Patient/Family Teaching
- Instruct patient to take trametinib as directed at least 1 hr before or 2 hr after meals approximately 24 hr apart. Take missed doses as soon as remembered unless within 12 hr of next dose; then skip missed dose and take regularly scheduled dose. Store in refrigerator in original bottle with dessicant; do not place in pill boxes. Oral solution is intended to be prepared and administered by a caregiver. Advise patient to read Patient Information before starting therapy and with each Rx refill in case of changes.

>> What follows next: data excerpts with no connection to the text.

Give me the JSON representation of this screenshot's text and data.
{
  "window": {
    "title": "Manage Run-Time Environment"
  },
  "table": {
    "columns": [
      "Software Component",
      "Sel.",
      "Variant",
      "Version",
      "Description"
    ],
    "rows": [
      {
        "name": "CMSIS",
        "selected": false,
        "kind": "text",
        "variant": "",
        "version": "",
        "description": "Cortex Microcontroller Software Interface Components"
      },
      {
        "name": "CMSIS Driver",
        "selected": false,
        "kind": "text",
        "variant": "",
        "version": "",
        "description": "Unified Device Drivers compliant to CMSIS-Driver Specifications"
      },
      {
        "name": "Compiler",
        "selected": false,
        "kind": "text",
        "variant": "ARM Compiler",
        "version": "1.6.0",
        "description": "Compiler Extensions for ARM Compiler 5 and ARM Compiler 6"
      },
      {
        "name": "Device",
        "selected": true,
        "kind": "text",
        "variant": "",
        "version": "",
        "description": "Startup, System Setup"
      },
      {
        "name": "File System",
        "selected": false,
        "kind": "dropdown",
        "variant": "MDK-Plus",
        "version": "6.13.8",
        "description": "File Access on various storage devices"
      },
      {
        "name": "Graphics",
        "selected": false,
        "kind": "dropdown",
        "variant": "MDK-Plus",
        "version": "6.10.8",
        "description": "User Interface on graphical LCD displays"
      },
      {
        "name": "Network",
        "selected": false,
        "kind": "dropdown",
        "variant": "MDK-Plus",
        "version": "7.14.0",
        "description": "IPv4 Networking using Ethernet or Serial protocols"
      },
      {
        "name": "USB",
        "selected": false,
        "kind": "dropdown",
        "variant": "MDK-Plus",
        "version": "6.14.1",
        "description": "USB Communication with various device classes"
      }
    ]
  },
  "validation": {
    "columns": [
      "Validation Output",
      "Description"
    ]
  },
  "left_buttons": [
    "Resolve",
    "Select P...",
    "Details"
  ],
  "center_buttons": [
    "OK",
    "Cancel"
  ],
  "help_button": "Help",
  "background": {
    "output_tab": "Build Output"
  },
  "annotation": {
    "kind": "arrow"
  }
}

- Inform patient of potential side effects. Advise patient to notify health care professional if signs and symptoms of heart failure (pounding or racing heart, shortness of breath, swelling of feet or ankles, dizziness), visual disturbances (blurred vision, loss of vision, seeing colored dots, seeing a blurred outline or halo around objects, other visual changes), dyspnea, progressive or intolerable rash (acne; redness, swelling, peeling, or tenderness of hands or feet), hypertension (severe headache, blurry vision, dizziness), hemorrhage (headache, dizziness, weakness, coughing or vomiting blood [or "coffee-ground" contents], red or black tarry stools, increased bruising), skin changes (new wart, sore or reddish bump that bleeds or does not heal, change in size or color of a mole), hyperglycemia (↑ thirst, urinating more often than normal or urinating an increased amount of urine), or severe diarrhea occur.

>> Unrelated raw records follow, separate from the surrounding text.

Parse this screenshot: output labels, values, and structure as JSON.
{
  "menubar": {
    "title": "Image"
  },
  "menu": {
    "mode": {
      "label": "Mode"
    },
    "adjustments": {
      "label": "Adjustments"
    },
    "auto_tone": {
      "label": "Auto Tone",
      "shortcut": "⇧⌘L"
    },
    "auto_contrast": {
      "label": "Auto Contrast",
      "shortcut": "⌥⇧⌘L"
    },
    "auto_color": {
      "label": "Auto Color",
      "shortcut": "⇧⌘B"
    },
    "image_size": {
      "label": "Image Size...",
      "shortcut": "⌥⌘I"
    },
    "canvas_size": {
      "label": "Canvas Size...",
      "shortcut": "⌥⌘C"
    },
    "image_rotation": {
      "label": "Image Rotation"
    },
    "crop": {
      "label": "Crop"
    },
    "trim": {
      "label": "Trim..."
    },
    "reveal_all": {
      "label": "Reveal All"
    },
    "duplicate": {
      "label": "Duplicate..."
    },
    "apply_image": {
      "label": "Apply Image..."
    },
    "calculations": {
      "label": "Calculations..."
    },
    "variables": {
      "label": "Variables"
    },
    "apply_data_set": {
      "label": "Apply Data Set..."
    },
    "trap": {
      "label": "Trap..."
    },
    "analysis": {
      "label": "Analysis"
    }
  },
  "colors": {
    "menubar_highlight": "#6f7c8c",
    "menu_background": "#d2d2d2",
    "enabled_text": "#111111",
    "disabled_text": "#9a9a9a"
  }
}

- Advise patient to notify health care professional of all Rx or OTC medications, vitamins, or herbal products being taken and to consult with health care professional before taking other medications.

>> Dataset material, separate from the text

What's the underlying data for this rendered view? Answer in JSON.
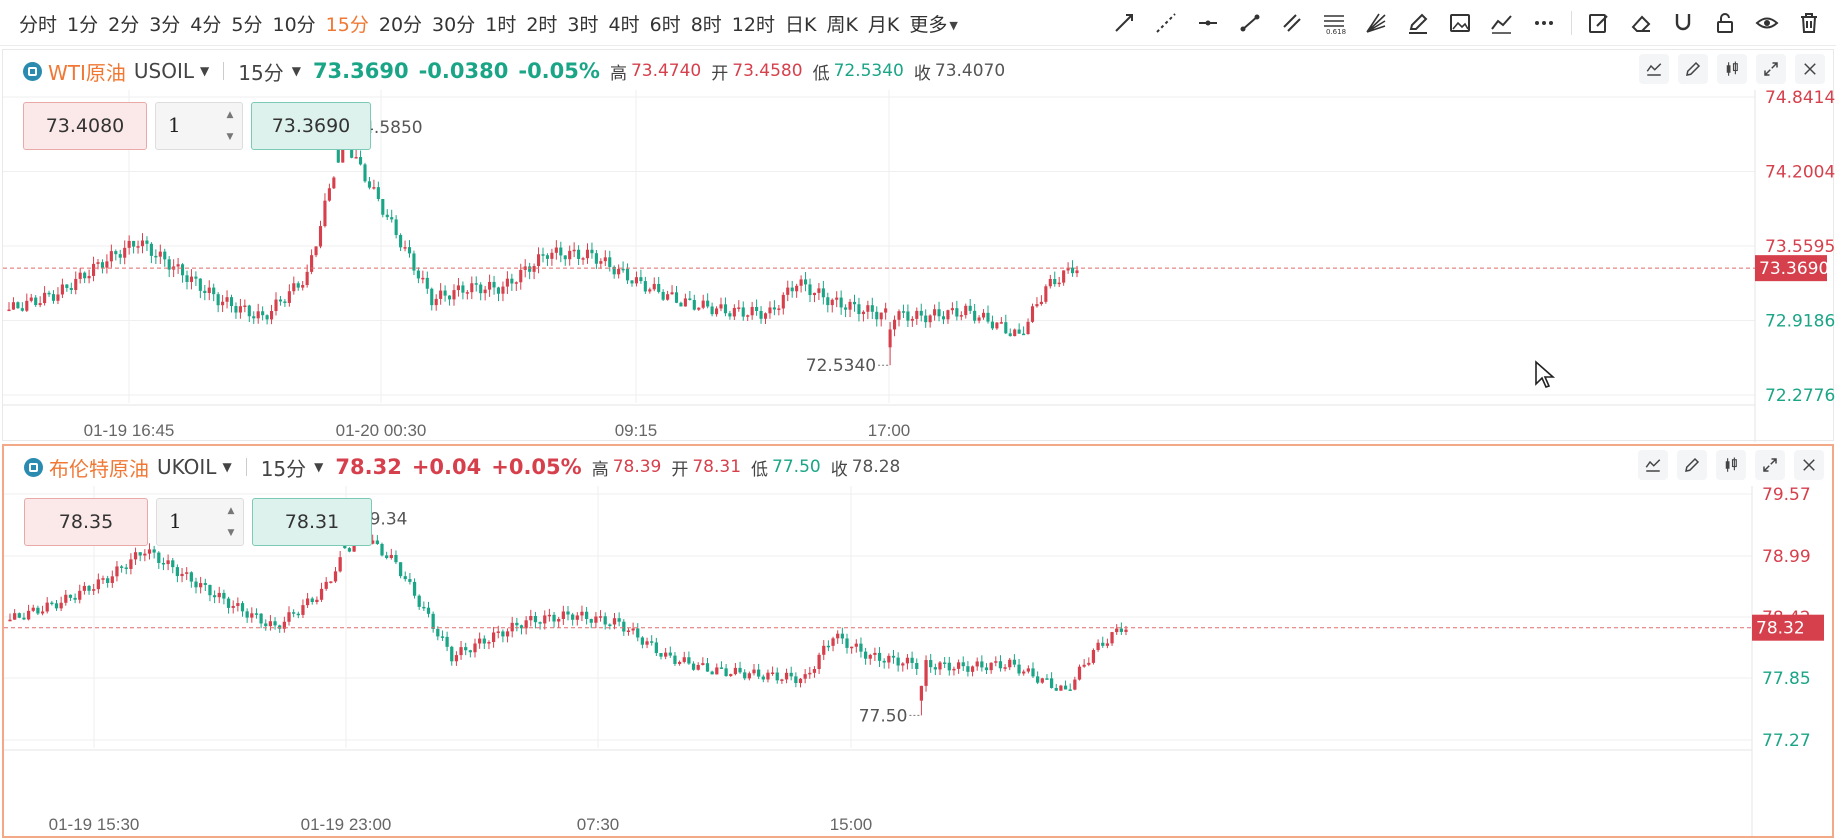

- Rep: Advise female patients of reproductive potential and male patients with female partners of reproductive potential to use a highly effective form of contraception during and for at least 4 mo after treatment. Use a nonhormonal form of contraception; trametinib may ↓ effectiveness of hormonal contraceptives. Advise patient to notify health care professional if pregnancy is suspected and to avoid breastfeeding during and for 4 mo following therapy. May impair fertility in females.
Evaluation/Desired Outcomes
- Improved progression-free survival and overall survival in melanoma.
- Decreased progression of NSCLC, anaplastic thyroid cancer, and solid tumors.
- Decreased progression of and improved progression-free survival in low-grade glioma.